Taste will always remain a volatile and subjective notion, but zelfbouw results in what at first glance looks like an eclectic landscape, organically developed, with a less dictated visual style. The fascinating scenes simultaneously feature conservative historicising architecture and outrageous self-expressive design.
Interestingly, despite the occasional freak that doesn’t match dominant taste, the outcome is a fairly uniform kind of diversity, with many of the houses looking somewhat similar. Partially this is due to the limitations in height and width, but it clearly also has to do with the fact that most people – while wanting to show their personality through the architecture of their homes – prefer to play it safe. The likeness can also have a specific reason: in one of the suburbs depicted by Mangiapane, a great part of the self-builds was designed by a single architect, who himself also lives in one of his creations.

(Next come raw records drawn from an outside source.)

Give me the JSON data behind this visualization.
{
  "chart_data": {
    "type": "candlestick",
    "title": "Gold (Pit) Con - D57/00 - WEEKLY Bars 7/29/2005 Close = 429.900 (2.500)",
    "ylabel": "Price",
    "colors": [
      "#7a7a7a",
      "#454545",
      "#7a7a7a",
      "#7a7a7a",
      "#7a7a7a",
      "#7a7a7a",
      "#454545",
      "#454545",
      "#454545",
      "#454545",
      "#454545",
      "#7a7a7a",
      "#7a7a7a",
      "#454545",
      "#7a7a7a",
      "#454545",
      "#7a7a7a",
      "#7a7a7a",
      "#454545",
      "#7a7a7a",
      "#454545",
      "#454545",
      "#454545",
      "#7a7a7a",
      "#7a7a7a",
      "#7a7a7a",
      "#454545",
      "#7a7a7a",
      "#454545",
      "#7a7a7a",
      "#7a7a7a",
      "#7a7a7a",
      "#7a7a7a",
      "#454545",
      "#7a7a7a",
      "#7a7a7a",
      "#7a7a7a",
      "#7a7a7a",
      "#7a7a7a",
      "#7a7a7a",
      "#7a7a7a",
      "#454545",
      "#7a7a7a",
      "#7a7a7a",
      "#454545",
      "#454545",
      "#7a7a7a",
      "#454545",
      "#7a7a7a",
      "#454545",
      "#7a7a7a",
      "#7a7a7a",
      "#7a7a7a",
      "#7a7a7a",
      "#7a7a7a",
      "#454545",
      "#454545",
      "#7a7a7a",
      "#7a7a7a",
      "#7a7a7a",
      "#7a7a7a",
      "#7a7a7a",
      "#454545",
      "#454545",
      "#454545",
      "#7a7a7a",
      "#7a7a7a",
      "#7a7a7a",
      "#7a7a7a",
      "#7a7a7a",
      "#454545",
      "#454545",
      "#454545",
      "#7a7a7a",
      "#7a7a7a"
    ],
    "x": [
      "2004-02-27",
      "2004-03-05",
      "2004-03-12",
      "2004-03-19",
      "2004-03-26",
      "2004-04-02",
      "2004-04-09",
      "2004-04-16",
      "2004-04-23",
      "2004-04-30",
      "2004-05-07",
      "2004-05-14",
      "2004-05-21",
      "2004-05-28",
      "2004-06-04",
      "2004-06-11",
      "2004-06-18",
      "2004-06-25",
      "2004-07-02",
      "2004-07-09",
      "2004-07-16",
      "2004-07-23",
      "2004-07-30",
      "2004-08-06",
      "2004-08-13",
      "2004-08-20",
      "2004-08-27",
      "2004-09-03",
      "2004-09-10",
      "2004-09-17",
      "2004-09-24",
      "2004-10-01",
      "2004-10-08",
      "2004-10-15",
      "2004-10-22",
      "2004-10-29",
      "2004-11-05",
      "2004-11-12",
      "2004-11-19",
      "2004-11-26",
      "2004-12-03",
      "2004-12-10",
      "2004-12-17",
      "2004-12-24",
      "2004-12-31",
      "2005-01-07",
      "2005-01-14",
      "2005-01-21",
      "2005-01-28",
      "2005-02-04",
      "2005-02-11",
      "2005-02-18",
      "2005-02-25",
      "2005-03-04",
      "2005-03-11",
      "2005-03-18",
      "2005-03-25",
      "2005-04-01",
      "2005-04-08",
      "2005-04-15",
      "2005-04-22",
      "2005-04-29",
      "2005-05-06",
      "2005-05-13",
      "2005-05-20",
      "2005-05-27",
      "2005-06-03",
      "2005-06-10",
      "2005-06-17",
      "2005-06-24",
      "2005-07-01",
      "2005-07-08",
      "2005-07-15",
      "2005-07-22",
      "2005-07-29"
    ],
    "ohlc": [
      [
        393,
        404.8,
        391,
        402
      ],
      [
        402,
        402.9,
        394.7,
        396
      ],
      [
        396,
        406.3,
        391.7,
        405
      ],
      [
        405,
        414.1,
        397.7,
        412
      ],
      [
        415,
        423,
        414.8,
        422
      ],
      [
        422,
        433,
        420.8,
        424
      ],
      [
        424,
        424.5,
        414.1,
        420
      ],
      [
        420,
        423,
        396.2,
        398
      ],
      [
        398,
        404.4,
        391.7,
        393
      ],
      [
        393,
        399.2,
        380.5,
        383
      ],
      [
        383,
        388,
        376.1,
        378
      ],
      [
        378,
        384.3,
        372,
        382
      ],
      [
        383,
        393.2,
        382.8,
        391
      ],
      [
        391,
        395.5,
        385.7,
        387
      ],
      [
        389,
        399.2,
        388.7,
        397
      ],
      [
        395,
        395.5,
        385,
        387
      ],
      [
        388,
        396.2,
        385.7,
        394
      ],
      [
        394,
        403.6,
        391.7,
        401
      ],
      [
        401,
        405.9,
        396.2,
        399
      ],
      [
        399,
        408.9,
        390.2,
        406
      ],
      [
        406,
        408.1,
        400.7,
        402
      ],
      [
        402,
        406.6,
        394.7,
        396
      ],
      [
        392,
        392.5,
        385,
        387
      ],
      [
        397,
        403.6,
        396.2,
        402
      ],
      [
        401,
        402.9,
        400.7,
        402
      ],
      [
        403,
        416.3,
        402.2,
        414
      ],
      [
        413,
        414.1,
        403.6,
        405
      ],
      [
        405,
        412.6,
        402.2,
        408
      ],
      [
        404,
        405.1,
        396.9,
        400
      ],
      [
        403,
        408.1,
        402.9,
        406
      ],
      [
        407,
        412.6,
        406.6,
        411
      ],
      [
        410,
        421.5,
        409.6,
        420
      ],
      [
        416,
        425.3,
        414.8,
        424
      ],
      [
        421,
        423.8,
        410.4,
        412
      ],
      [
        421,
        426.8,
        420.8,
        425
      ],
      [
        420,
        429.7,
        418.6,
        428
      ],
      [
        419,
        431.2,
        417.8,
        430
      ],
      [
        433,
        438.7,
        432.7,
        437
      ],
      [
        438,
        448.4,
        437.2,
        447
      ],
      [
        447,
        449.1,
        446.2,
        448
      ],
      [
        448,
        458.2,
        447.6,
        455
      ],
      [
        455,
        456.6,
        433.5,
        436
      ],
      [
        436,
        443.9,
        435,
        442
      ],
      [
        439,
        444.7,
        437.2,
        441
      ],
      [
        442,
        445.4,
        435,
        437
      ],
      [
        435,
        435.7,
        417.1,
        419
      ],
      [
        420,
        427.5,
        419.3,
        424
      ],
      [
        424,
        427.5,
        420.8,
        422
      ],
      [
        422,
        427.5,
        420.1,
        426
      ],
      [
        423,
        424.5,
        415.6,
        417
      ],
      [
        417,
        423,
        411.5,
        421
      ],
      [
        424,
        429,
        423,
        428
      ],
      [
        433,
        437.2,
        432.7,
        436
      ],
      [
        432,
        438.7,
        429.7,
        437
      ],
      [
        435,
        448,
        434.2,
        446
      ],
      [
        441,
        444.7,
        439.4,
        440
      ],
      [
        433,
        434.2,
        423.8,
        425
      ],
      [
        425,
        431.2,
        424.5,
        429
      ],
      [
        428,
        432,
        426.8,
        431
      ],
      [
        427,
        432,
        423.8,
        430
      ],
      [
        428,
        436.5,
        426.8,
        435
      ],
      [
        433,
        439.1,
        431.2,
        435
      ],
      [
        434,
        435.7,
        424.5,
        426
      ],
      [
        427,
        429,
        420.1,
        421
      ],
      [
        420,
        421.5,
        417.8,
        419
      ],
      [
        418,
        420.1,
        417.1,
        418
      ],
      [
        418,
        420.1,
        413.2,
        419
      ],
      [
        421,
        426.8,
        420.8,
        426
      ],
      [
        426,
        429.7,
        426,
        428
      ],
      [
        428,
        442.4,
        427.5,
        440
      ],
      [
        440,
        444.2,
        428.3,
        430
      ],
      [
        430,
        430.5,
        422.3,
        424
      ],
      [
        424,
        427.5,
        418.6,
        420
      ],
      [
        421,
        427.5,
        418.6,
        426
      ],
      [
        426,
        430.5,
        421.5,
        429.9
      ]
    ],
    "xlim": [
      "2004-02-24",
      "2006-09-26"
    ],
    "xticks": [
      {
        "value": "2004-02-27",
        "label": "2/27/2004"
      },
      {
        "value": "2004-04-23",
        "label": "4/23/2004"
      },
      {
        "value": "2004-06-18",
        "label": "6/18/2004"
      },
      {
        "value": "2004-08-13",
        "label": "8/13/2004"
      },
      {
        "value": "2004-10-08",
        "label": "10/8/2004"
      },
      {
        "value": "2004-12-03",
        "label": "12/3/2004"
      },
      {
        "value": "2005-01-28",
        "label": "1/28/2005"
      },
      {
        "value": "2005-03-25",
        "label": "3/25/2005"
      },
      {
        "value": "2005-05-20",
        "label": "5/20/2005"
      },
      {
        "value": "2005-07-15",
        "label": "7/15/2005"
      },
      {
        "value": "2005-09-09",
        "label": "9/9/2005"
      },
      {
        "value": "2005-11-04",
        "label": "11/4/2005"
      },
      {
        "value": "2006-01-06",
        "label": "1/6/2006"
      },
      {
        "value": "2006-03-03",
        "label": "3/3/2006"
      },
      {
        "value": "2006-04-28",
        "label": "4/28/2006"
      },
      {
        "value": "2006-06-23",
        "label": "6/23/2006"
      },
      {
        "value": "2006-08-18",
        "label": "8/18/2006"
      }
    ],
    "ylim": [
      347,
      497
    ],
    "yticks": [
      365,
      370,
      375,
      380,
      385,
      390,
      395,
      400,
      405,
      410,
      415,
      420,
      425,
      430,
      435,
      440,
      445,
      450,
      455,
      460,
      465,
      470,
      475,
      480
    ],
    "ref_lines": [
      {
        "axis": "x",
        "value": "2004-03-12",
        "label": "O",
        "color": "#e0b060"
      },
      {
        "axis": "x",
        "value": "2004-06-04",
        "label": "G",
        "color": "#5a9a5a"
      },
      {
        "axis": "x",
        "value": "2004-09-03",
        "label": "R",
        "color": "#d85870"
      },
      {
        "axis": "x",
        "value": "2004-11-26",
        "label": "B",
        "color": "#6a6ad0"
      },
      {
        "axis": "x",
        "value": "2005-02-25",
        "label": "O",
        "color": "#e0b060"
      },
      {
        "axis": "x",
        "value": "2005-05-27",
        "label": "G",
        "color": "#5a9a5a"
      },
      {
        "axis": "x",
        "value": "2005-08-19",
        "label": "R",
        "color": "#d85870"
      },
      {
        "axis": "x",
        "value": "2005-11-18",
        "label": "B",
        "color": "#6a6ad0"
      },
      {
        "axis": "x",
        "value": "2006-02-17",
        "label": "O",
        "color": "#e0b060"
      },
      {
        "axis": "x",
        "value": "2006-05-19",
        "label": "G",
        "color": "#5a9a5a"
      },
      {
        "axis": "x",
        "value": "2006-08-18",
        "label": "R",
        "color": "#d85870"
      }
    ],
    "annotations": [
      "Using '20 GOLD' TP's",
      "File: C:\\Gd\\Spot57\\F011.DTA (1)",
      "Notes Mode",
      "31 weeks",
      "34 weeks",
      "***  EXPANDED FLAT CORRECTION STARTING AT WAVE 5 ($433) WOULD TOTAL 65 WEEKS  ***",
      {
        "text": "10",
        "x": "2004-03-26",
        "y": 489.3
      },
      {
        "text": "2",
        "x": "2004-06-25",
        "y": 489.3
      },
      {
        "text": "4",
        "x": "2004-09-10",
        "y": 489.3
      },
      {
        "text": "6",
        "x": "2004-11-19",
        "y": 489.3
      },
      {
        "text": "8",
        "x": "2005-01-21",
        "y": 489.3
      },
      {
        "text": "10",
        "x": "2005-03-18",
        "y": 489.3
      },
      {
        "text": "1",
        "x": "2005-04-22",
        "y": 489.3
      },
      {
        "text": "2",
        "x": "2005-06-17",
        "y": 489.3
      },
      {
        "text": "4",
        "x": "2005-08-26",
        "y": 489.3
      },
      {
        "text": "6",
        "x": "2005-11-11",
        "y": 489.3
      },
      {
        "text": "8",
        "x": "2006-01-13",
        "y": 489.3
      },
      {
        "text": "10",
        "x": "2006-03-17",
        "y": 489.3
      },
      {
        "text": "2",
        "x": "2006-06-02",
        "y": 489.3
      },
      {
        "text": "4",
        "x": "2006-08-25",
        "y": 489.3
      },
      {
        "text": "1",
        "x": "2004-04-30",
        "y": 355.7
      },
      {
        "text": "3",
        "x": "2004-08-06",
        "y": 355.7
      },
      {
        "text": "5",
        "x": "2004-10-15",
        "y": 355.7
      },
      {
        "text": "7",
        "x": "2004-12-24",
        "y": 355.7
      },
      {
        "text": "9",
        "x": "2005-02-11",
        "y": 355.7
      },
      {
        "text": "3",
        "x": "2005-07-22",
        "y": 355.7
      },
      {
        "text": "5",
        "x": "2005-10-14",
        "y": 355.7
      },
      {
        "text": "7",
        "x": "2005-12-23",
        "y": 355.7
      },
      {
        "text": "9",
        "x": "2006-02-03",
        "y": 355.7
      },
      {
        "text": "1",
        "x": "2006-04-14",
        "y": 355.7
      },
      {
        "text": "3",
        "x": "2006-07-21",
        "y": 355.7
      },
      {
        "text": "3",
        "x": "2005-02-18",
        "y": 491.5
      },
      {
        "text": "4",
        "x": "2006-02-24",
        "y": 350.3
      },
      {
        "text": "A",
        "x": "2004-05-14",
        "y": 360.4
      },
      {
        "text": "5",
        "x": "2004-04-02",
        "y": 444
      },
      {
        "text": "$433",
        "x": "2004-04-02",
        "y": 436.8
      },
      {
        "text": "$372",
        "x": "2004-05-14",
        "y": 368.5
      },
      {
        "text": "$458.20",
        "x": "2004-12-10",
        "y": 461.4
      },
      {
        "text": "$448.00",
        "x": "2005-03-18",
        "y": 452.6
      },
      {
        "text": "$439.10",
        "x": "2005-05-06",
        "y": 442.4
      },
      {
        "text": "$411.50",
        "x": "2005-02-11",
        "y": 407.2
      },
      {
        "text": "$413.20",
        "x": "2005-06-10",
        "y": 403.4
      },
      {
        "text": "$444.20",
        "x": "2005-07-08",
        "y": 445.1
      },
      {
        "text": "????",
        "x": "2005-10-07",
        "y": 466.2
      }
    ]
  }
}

Is zelfbouw the way to go for urban expansion, with the government only laying out the general plan and infrastructure, and individuals given the responsibility for completing the picture? Or is it just a temporary fad? Will we look back at these areas in 30 years from now as important architectural heritage, or as a disposable, unorchestrated architecture, only fit for specific individuals in a specific time? For the time being, at least, the zelfburbs are an intriguing socio-spatial phenomenon.